Unter intuitiver Physik verstehen Forschende kein Formelskript in F = m·a, sondern ein funktionales, implizites Verständnis davon, wie sich Dinge in der Welt verhalten: Was fällt, was schwimmt, was passt durch welche Öffnung, wie lässt sich etwas bewegen oder kombinieren, damit ein Ziel erreichbar wird. Diese Alltagsphysik hilft, Futter zu finden, Gefahren zu vermeiden und Umgebung zu gestalten – bei uns Menschen ebenso wie bei nicht-menschlichen Tieren.
Kognitionsforschung hat in den letzten Jahrzehnten einen Paradigmenwechsel erlebt: Weg vom Bild des auf Reize fixierten Automatons, hin zum Blick auf flexible Informationsverarbeitung. Dabei konkurrieren zwei Leitideen.
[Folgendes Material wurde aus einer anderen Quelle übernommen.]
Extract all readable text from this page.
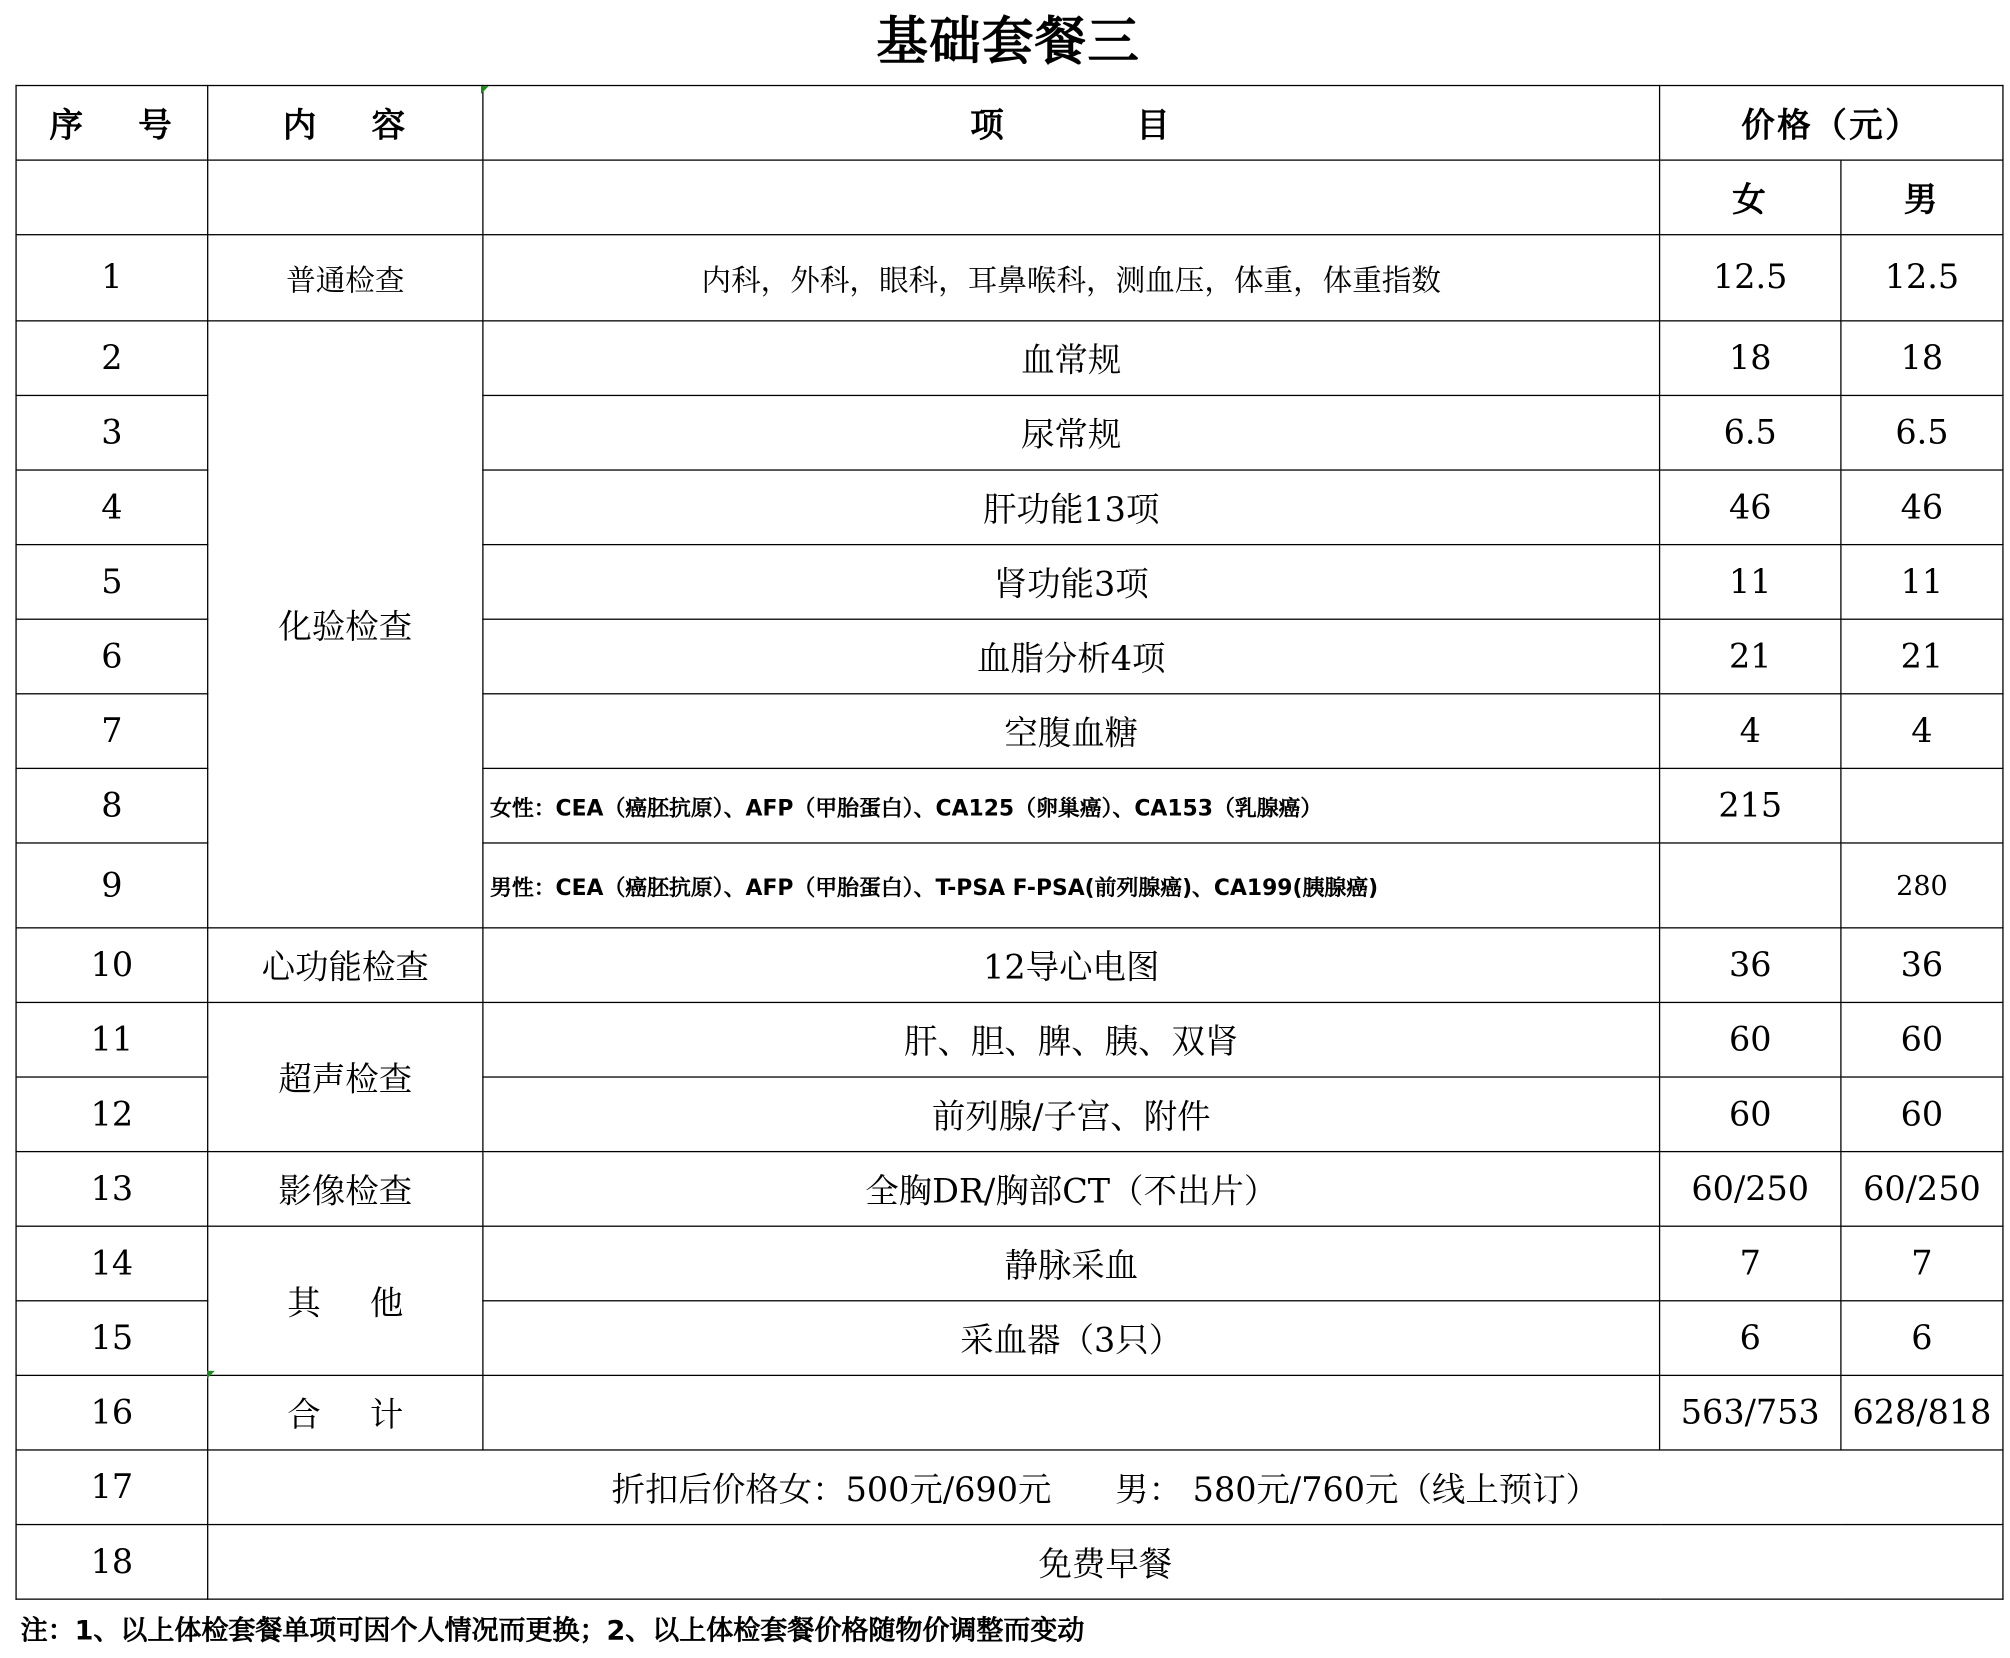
基础套餐三
序 号	内 容	项 目	价格（元）	
			女	男
1	普通检查	内科，外科，眼科，耳鼻喉科，测血压，体重，体重指数	12.5	12.5
2	化验检查	血常规	18	18
3		尿常规	6.5	6.5
4		肝功能13项	46	46
5		肾功能3项	11	11
6		血脂分析4项	21	21
7		空腹血糖	4	4
8		女性：CEA（癌胚抗原）、AFP（甲胎蛋白）、CA125（卵巢癌）、CA153（乳腺癌）	215	
9		男性：CEA（癌胚抗原）、AFP（甲胎蛋白）、T-PSA F-PSA(前列腺癌)、CA199(胰腺癌)		280
10	心功能检查	12导心电图	36	36
11	超声检查	肝、胆、脾、胰、双肾	60	60
12		前列腺/子宫、附件	60	60
13	影像检查	全胸DR/胸部CT（不出片）	60/250	60/250
14	其 他	静脉采血	7	7
15		采血器（3只）	6	6
16	合 计		563/753	628/818
17	折扣后价格女：500元/690元      男： 580元/760元（线上预订）			
18	免费早餐			
注：1、以上体检套餐单项可因个人情况而更换；2、以上体检套餐价格随物价调整而变动
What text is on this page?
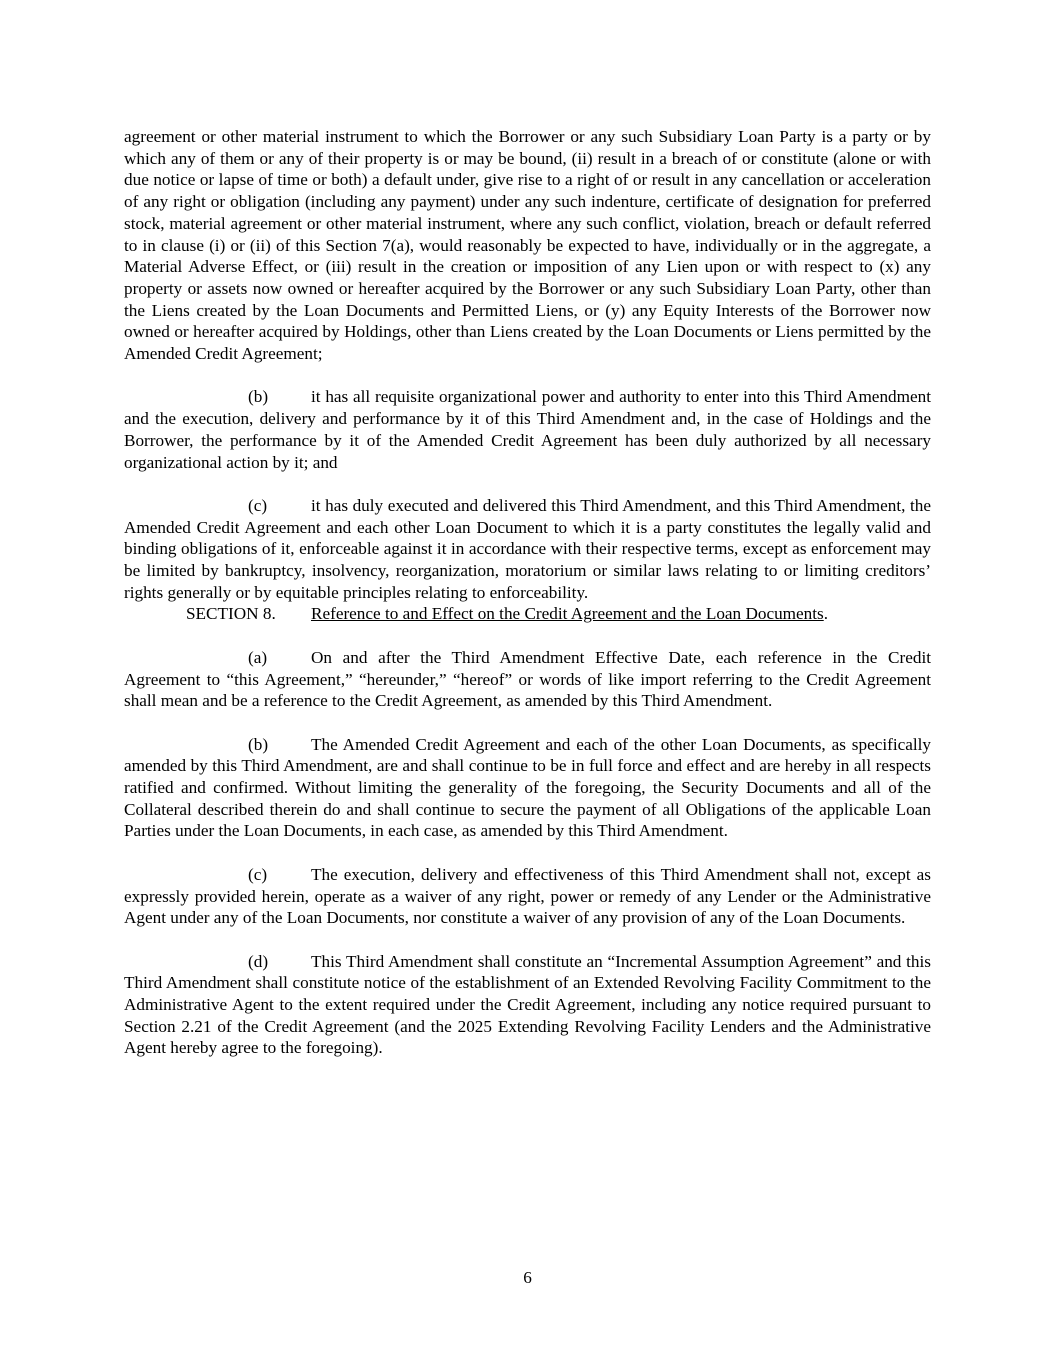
agreement or other material instrument to which the Borrower or any such Subsidiary Loan Party is a party or by which any of them or any of their property is or may be bound, (ii) result in a breach of or constitute (alone or with due notice or lapse of time or both) a default under, give rise to a right of or result in any cancellation or acceleration of any right or obligation (including any payment) under any such indenture, certificate of designation for preferred stock, material agreement or other material instrument, where any such conflict, violation, breach or default referred to in clause (i) or (ii) of this Section 7(a), would reasonably be expected to have, individually or in the aggregate, a Material Adverse Effect, or (iii) result in the creation or imposition of any Lien upon or with respect to (x) any property or assets now owned or hereafter acquired by the Borrower or any such Subsidiary Loan Party, other than the Liens created by the Loan Documents and Permitted Liens, or (y) any Equity Interests of the Borrower now owned or hereafter acquired by Holdings, other than Liens created by the Loan Documents or Liens permitted by the Amended Credit Agreement;

(b) it has all requisite organizational power and authority to enter into this Third Amendment and the execution, delivery and performance by it of this Third Amendment and, in the case of Holdings and the Borrower, the performance by it of the Amended Credit Agreement has been duly authorized by all necessary organizational action by it; and

(c)	it has duly executed and delivered this Third Amendment, and this Third Amendment, the Amended Credit Agreement and each other Loan Document to which it is a party constitutes the legally valid and binding obligations of it, enforceable against it in accordance with their respective terms, except as enforcement may be limited by bankruptcy, insolvency, reorganization, moratorium or similar laws relating to or limiting creditors’ rights generally or by equitable principles relating to enforceability.

SECTION 8. Reference to and Effect on the Credit Agreement and the Loan Documents.

(a)	On and after the Third Amendment Effective Date, each reference in the Credit Agreement to “this Agreement,” “hereunder,” “hereof” or words of like import referring to the Credit Agreement shall mean and be a reference to the Credit Agreement, as amended by this Third Amendment.

(b) The Amended Credit Agreement and each of the other Loan Documents, as specifically amended by this Third Amendment, are and shall continue to be in full force and effect and are hereby in all respects ratified and confirmed. Without limiting the generality of the foregoing, the Security Documents and all of the Collateral described therein do and shall continue to secure the payment of all Obligations of the applicable Loan Parties under the Loan Documents, in each case, as amended by this Third Amendment.

(c)	The execution, delivery and effectiveness of this Third Amendment shall not, except as expressly provided herein, operate as a waiver of any right, power or remedy of any Lender or the Administrative Agent under any of the Loan Documents, nor constitute a waiver of any provision of any of the Loan Documents.

(d) This Third Amendment shall constitute an “Incremental Assumption Agreement” and this Third Amendment shall constitute notice of the establishment of an Extended Revolving Facility Commitment to the Administrative Agent to the extent required under the Credit Agreement, including any notice required pursuant to Section 2.21 of the Credit Agreement (and the 2025 Extending Revolving Facility Lenders and the Administrative Agent hereby agree to the foregoing).

6
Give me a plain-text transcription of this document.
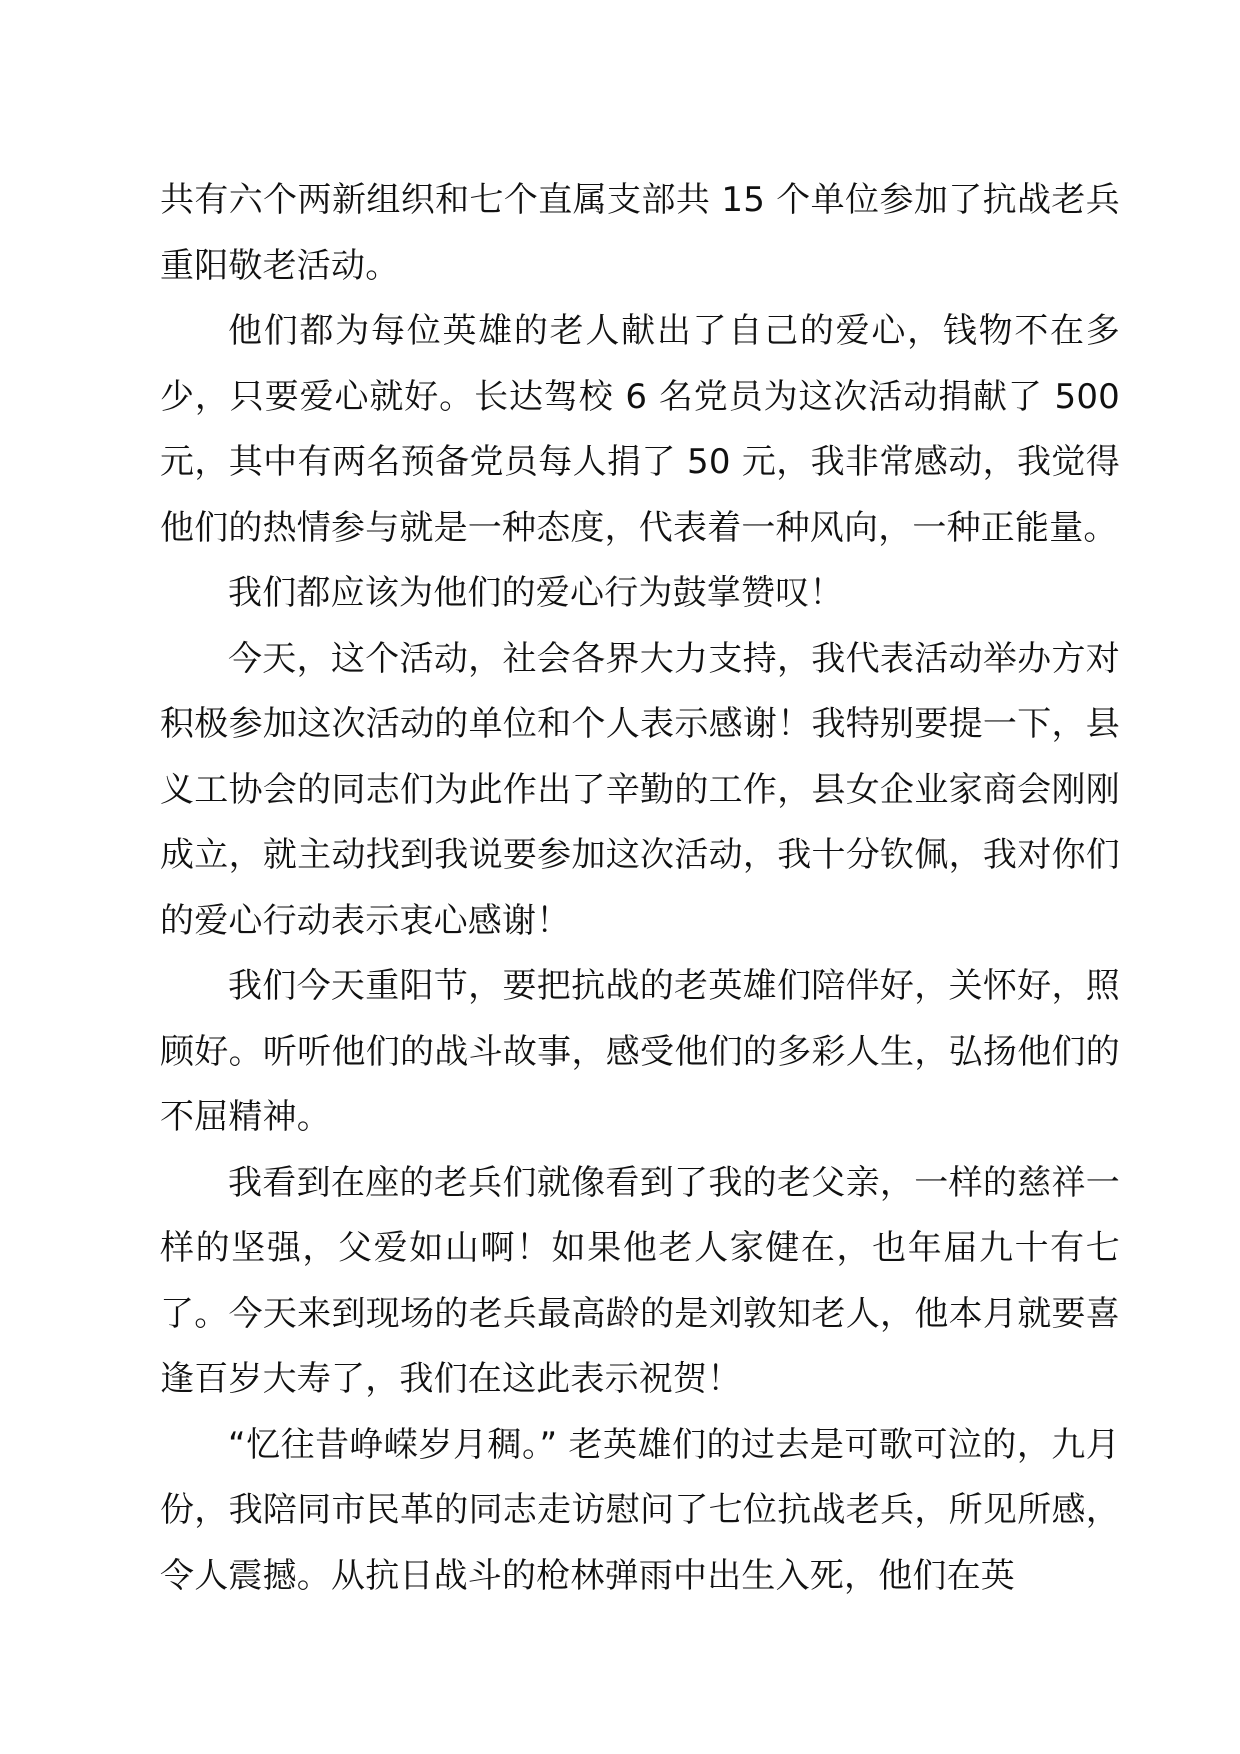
共有六个两新组织和七个直属支部共 15 个单位参加了抗战老兵重阳敬老活动。

他们都为每位英雄的老人献出了自己的爱心，钱物不在多少，只要爱心就好。长达驾校 6 名党员为这次活动捐献了 500 元，其中有两名预备党员每人捐了 50 元，我非常感动，我觉得他们的热情参与就是一种态度，代表着一种风向，一种正能量。

我们都应该为他们的爱心行为鼓掌赞叹！

今天，这个活动，社会各界大力支持，我代表活动举办方对积极参加这次活动的单位和个人表示感谢！我特别要提一下，县义工协会的同志们为此作出了辛勤的工作，县女企业家商会刚刚成立，就主动找到我说要参加这次活动，我十分钦佩，我对你们的爱心行动表示衷心感谢！

我们今天重阳节，要把抗战的老英雄们陪伴好，关怀好，照顾好。听听他们的战斗故事，感受他们的多彩人生，弘扬他们的不屈精神。

我看到在座的老兵们就像看到了我的老父亲，一样的慈祥一样的坚强，父爱如山啊！如果他老人家健在，也年届九十有七了。今天来到现场的老兵最高龄的是刘敦知老人，他本月就要喜逢百岁大寿了，我们在这此表示祝贺！

“忆往昔峥嵘岁月稠。” 老英雄们的过去是可歌可泣的，九月份，我陪同市民革的同志走访慰问了七位抗战老兵，所见所感，令人震撼。从抗日战斗的枪林弹雨中出生入死，他们在英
Die eine sieht ein einheitliches kognitives System, entstanden vor allem wegen sozialer Komplexität. Die andere betrachtet Kognition als modularen Werkzeugkasten: Arten entwickeln spezialisierte „Module“ – für Nahrungssuche, Navigation, soziale Infos oder eben physikalische Problemlösung. Diese Sicht erklärt, warum eine Art in einem Bereich brillieren kann, in anderen aber erstaunliche Lücken zeigt.
Wie prüft man so etwas ohne Sprache? Ein Klassiker ist das „Violation of Expectation“-Paradigma: Man zeigt plausibel vs. unplausibel und misst Überraschung. Ergänzend setzen Forschende auf clever designte Handlungsaufgaben – und darauf, Morgans Kanon ernst zu nehmen: Erkläre Verhalten so einfach wie möglich (z. B. durch Lernen/Assoziation), bevor du höhere Prozesse wie Kausalverständnis annimmst. Genau dieser Spagat zwischen Kausalität und Assoziation durchzieht die Debatte – und macht die Ergebnisse umso spannender.
Gefiederte Ingenieur:innen: Werkzeuge, Wassertricks und die Grenzen der Einsicht
Rabenvögel – Krähen, Raben, Eichelhäher – sind berüchtigt für Hirnakrobatik. Einige Arten stellen Werkzeuge her, statt nur vorhandene zu nutzen. Die Geradschnabelkrähe biegt Haken aus Zweigen oder schneidet Pandanus-Blätter zu präzisen Greifwerkzeugen. Das impliziert Planung: Material wählen, Form antizipieren, Schritte in der richtigen Reihenfolge ausführen. Und sie gehen noch weiter: Metawerkzeuge. Ein kurzer Stock dient, um einen längeren zu angeln – der dann die Beute holt. Das ist Hierarchieplanung in Reinform.
Legendär ist das Äsop-Fabel-Paradigma. Problem: Eine Belohnung schwimmt in einem Wasserzylinder außer Reichweite. Lösung: Objekte einwerfen, Wasserstand heben, Belohnung greifen. Krähen & Co. zeigen dabei ein feines physikalisches Gespür: sinkende statt schwimmender Objekte, massiv statt hohl, Wasser statt Sand, große Steine zuerst, Zylinder mit höherem Füllstand – alles Entscheidungen, die Verdrängung und Aufwand minimieren. In manchen Varianten performen Geradschnabelkrähen ähnlich wie 7–10-jährige Kinder.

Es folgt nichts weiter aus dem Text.